The film “Stoker,” written by actor-screenwriter Wentworth Miller, has all of the goriness of Dracula but it moves more at a zombie’s pace than a real bloodsucker’s. It centers around a melancholic girl named India Stoker (Mia Wasikowska) in what is essentially Hamlet from a daughter’s perspective: India’s father Richard (Dermot Mulroney) has died a mysterious death upstate and his dashing brother Charlie (Matthew Goode) suddenly appears on the scene where he flirts with his widowed sister-in-law Evelyn Stoker. She’s played by Nicole Kidman, who had long chosen risky roles (“Eyes Wide Shut,” “Birth”), and Wasikowska could be seen as something of her Aussie protégé (“Albert Nobbs,” “The Kids Are All Right”). Over the course of “Stoker,” she has to transform from a shrinking violet into shrieking and violent and it’s a tour-de-force performance inasmuch as she appears practically possessed. “We don’t need to be friends,” India tells her uncle coldly, “We’re family.” At first, it appears as if Uncle Charlie is the evil influence until we sense that India is far from a passive receptor but something truly wicked. She goes from girl to gorgon.

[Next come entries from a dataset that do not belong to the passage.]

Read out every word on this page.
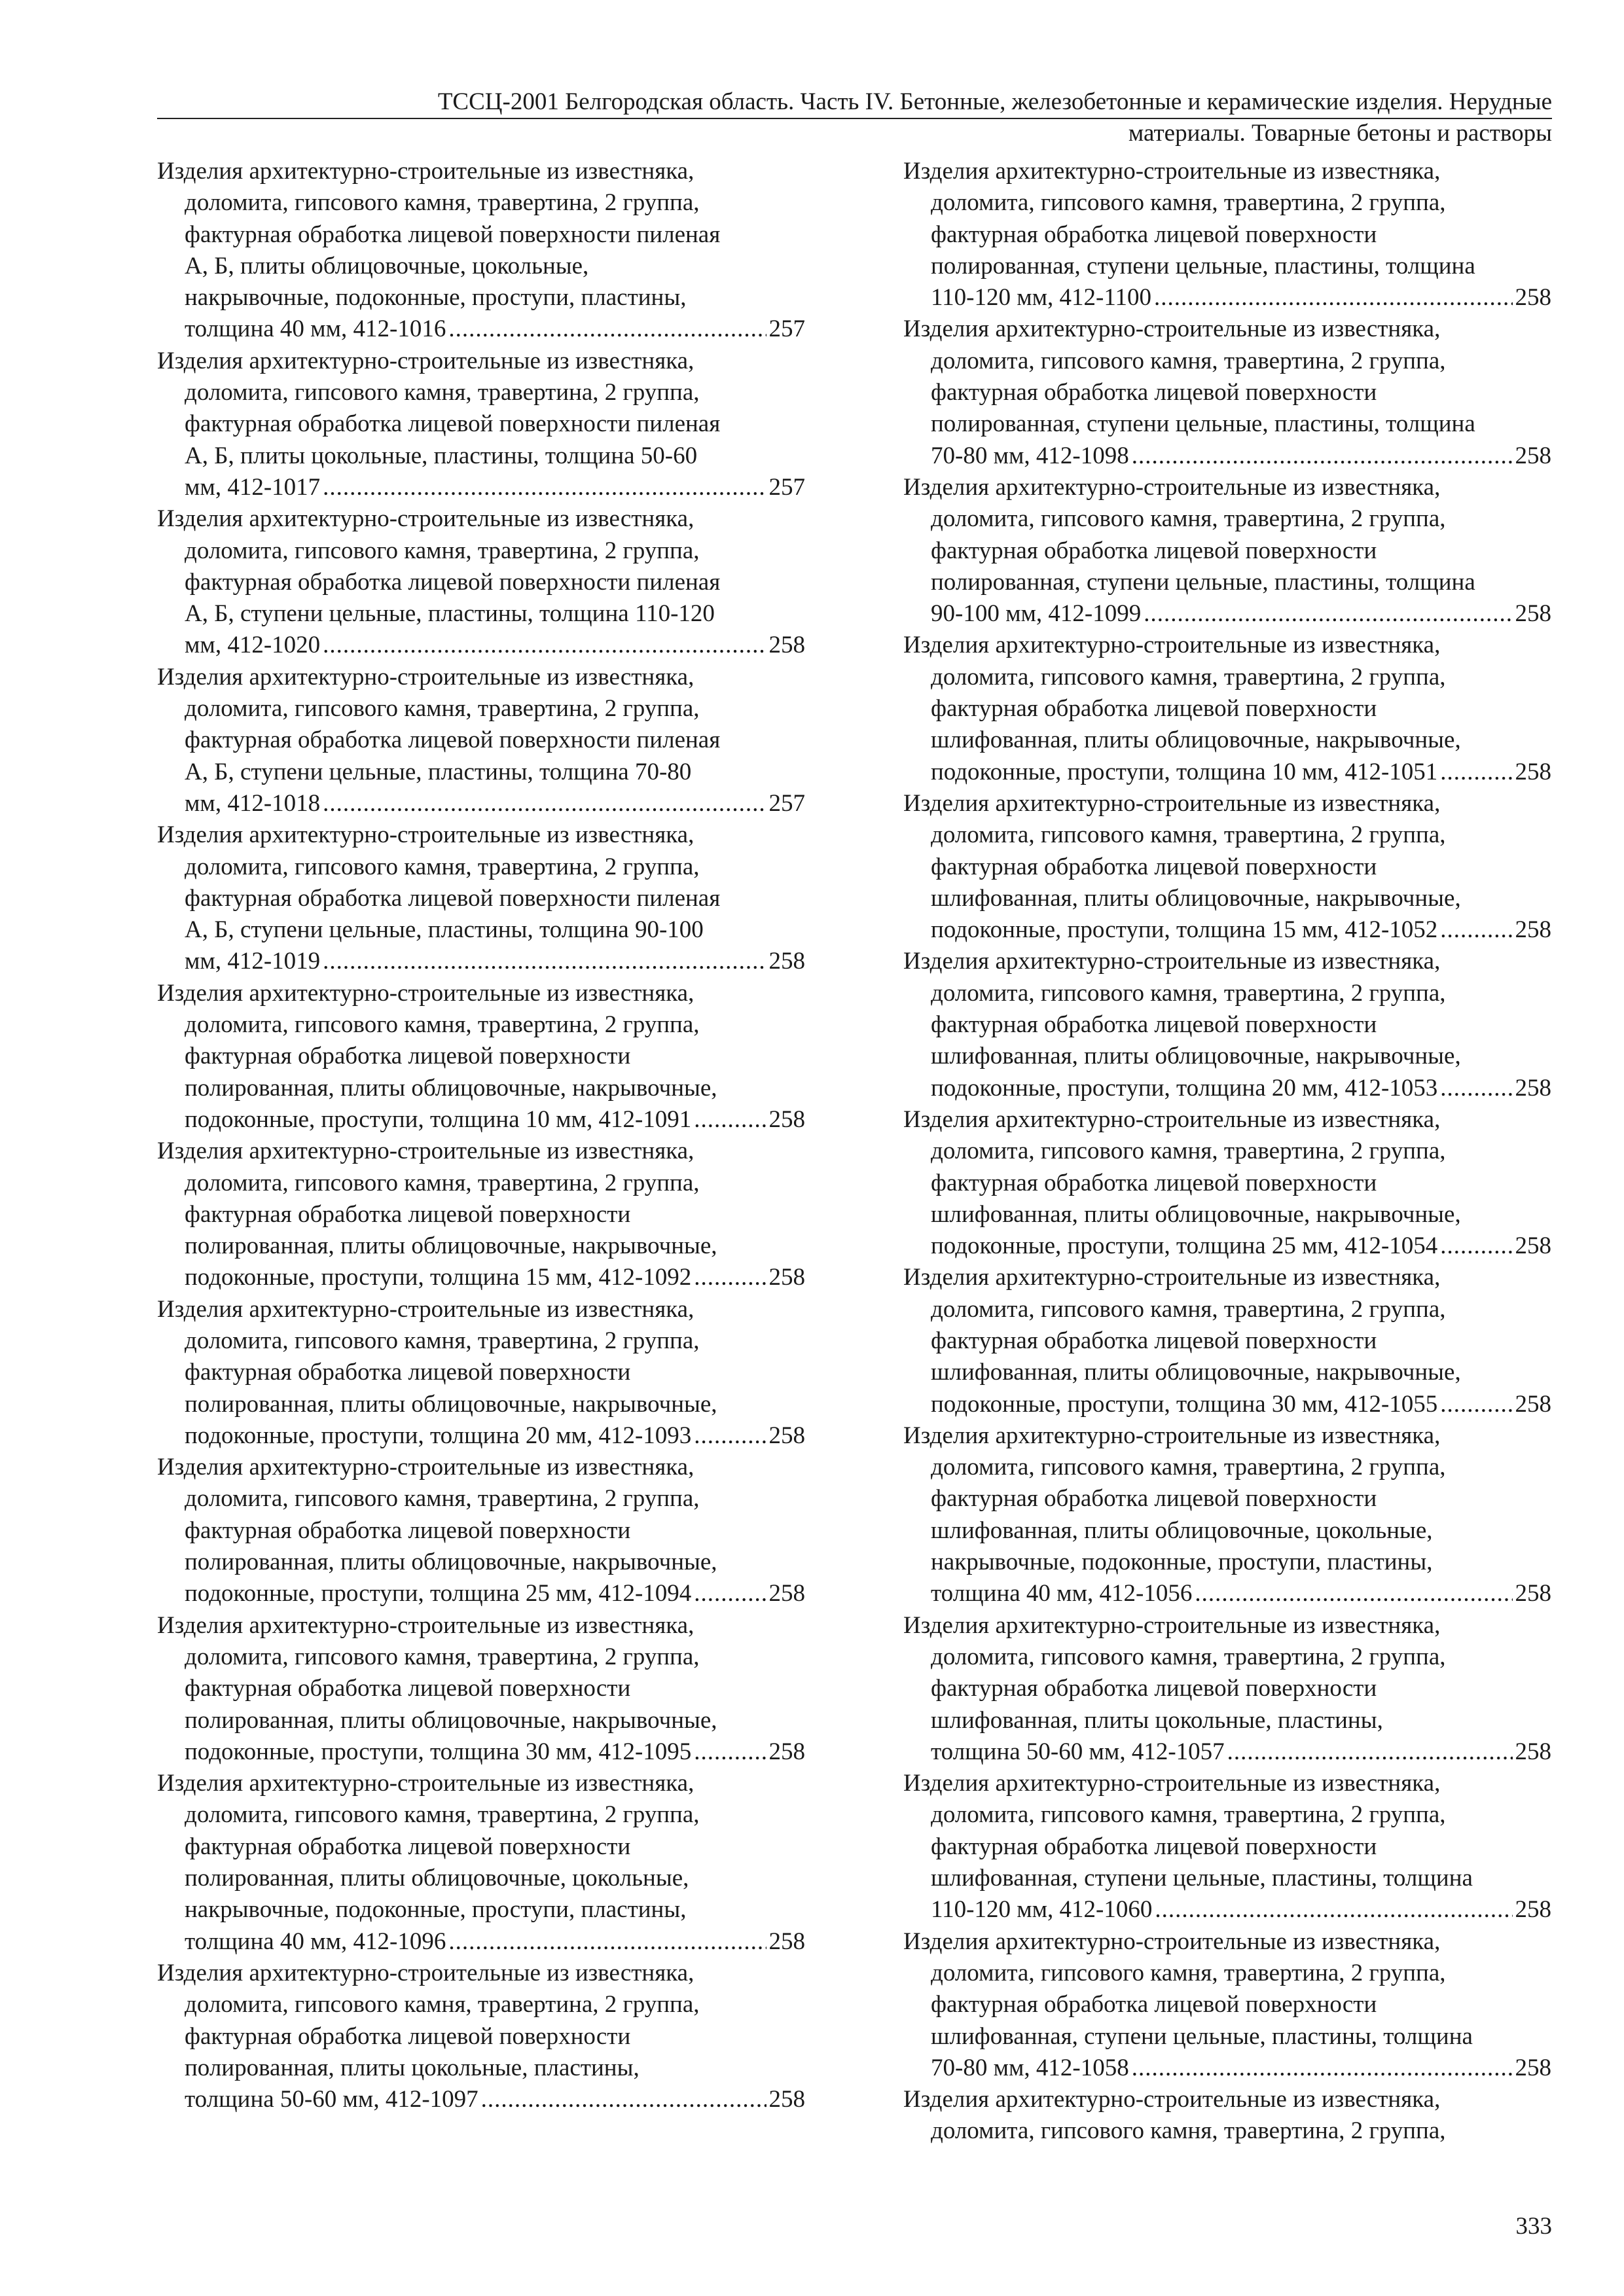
ТССЦ-2001 Белгородская область. Часть IV. Бетонные, железобетонные и керамические изделия. Нерудные
материалы. Товарные бетоны и растворы
Изделия архитектурно-строительные из известняка,
доломита, гипсового камня, травертина, 2 группа,
фактурная обработка лицевой поверхности пиленая
А, Б, плиты облицовочные, цокольные,
накрывочные, подоконные, проступи, пластины,
толщина 40 мм, 412-1016 .....	257
Изделия архитектурно-строительные из известняка,
доломита, гипсового камня, травертина, 2 группа,
фактурная обработка лицевой поверхности пиленая
А, Б, плиты цокольные, пластины, толщина 50-60
мм, 412-1017 .....	257
Изделия архитектурно-строительные из известняка,
доломита, гипсового камня, травертина, 2 группа,
фактурная обработка лицевой поверхности пиленая
А, Б, ступени цельные, пластины, толщина 110-120
мм, 412-1020 .....	258
Изделия архитектурно-строительные из известняка,
доломита, гипсового камня, травертина, 2 группа,
фактурная обработка лицевой поверхности пиленая
А, Б, ступени цельные, пластины, толщина 70-80
мм, 412-1018 .....	257
Изделия архитектурно-строительные из известняка,
доломита, гипсового камня, травертина, 2 группа,
фактурная обработка лицевой поверхности пиленая
А, Б, ступени цельные, пластины, толщина 90-100
мм, 412-1019 .....	258
Изделия архитектурно-строительные из известняка,
доломита, гипсового камня, травертина, 2 группа,
фактурная обработка лицевой поверхности
полированная, плиты облицовочные, накрывочные,
подоконные, проступи, толщина 10 мм, 412-1091 .....	258
Изделия архитектурно-строительные из известняка,
доломита, гипсового камня, травертина, 2 группа,
фактурная обработка лицевой поверхности
полированная, плиты облицовочные, накрывочные,
подоконные, проступи, толщина 15 мм, 412-1092 .....	258
Изделия архитектурно-строительные из известняка,
доломита, гипсового камня, травертина, 2 группа,
фактурная обработка лицевой поверхности
полированная, плиты облицовочные, накрывочные,
подоконные, проступи, толщина 20 мм, 412-1093 .....	258
Изделия архитектурно-строительные из известняка,
доломита, гипсового камня, травертина, 2 группа,
фактурная обработка лицевой поверхности
полированная, плиты облицовочные, накрывочные,
подоконные, проступи, толщина 25 мм, 412-1094 .....	258
Изделия архитектурно-строительные из известняка,
доломита, гипсового камня, травертина, 2 группа,
фактурная обработка лицевой поверхности
полированная, плиты облицовочные, накрывочные,
подоконные, проступи, толщина 30 мм, 412-1095 .....	258
Изделия архитектурно-строительные из известняка,
доломита, гипсового камня, травертина, 2 группа,
фактурная обработка лицевой поверхности
полированная, плиты облицовочные, цокольные,
накрывочные, подоконные, проступи, пластины,
толщина 40 мм, 412-1096 .....	258
Изделия архитектурно-строительные из известняка,
доломита, гипсового камня, травертина, 2 группа,
фактурная обработка лицевой поверхности
полированная, плиты цокольные, пластины,
толщина 50-60 мм, 412-1097 .....	258
Изделия архитектурно-строительные из известняка,
доломита, гипсового камня, травертина, 2 группа,
фактурная обработка лицевой поверхности
полированная, ступени цельные, пластины, толщина
110-120 мм, 412-1100 .....	258
Изделия архитектурно-строительные из известняка,
доломита, гипсового камня, травертина, 2 группа,
фактурная обработка лицевой поверхности
полированная, ступени цельные, пластины, толщина
70-80 мм, 412-1098 .....	258
Изделия архитектурно-строительные из известняка,
доломита, гипсового камня, травертина, 2 группа,
фактурная обработка лицевой поверхности
полированная, ступени цельные, пластины, толщина
90-100 мм, 412-1099 .....	258
Изделия архитектурно-строительные из известняка,
доломита, гипсового камня, травертина, 2 группа,
фактурная обработка лицевой поверхности
шлифованная, плиты облицовочные, накрывочные,
подоконные, проступи, толщина 10 мм, 412-1051 .....	258
Изделия архитектурно-строительные из известняка,
доломита, гипсового камня, травертина, 2 группа,
фактурная обработка лицевой поверхности
шлифованная, плиты облицовочные, накрывочные,
подоконные, проступи, толщина 15 мм, 412-1052 .....	258
Изделия архитектурно-строительные из известняка,
доломита, гипсового камня, травертина, 2 группа,
фактурная обработка лицевой поверхности
шлифованная, плиты облицовочные, накрывочные,
подоконные, проступи, толщина 20 мм, 412-1053 .....	258
Изделия архитектурно-строительные из известняка,
доломита, гипсового камня, травертина, 2 группа,
фактурная обработка лицевой поверхности
шлифованная, плиты облицовочные, накрывочные,
подоконные, проступи, толщина 25 мм, 412-1054 .....	258
Изделия архитектурно-строительные из известняка,
доломита, гипсового камня, травертина, 2 группа,
фактурная обработка лицевой поверхности
шлифованная, плиты облицовочные, накрывочные,
подоконные, проступи, толщина 30 мм, 412-1055 .....	258
Изделия архитектурно-строительные из известняка,
доломита, гипсового камня, травертина, 2 группа,
фактурная обработка лицевой поверхности
шлифованная, плиты облицовочные, цокольные,
накрывочные, подоконные, проступи, пластины,
толщина 40 мм, 412-1056 .....	258
Изделия архитектурно-строительные из известняка,
доломита, гипсового камня, травертина, 2 группа,
фактурная обработка лицевой поверхности
шлифованная, плиты цокольные, пластины,
толщина 50-60 мм, 412-1057 .....	258
Изделия архитектурно-строительные из известняка,
доломита, гипсового камня, травертина, 2 группа,
фактурная обработка лицевой поверхности
шлифованная, ступени цельные, пластины, толщина
110-120 мм, 412-1060 .....	258
Изделия архитектурно-строительные из известняка,
доломита, гипсового камня, травертина, 2 группа,
фактурная обработка лицевой поверхности
шлифованная, ступени цельные, пластины, толщина
70-80 мм, 412-1058 .....	258
Изделия архитектурно-строительные из известняка,
доломита, гипсового камня, травертина, 2 группа,
333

The shower scene in which India masturbates to memories of a recent killing is laughable – stupid even, but Wasikowska never wavers in her eerie embodiment of a girl metamorphosing into something horrible. It’s a bloodbath in every sense of the word. South Korean director Park is best known for his “vengeance trilogy” (including “Oldboy) and his heavy hand, stylistically speaking, strangles the film, both in terms of timing – the opening credits needlessly hiccup and reset themselves – and storytelling. What exactly is the story of “Stoker” and what relation does it bear at all to vampirism? We live in the age of the vampire (“True Blood,” “Twilight,” “Let Me In,” et al) but Park’s family gothic adds nothing to the lore. It only takes, and in the process, drains your time and your patience.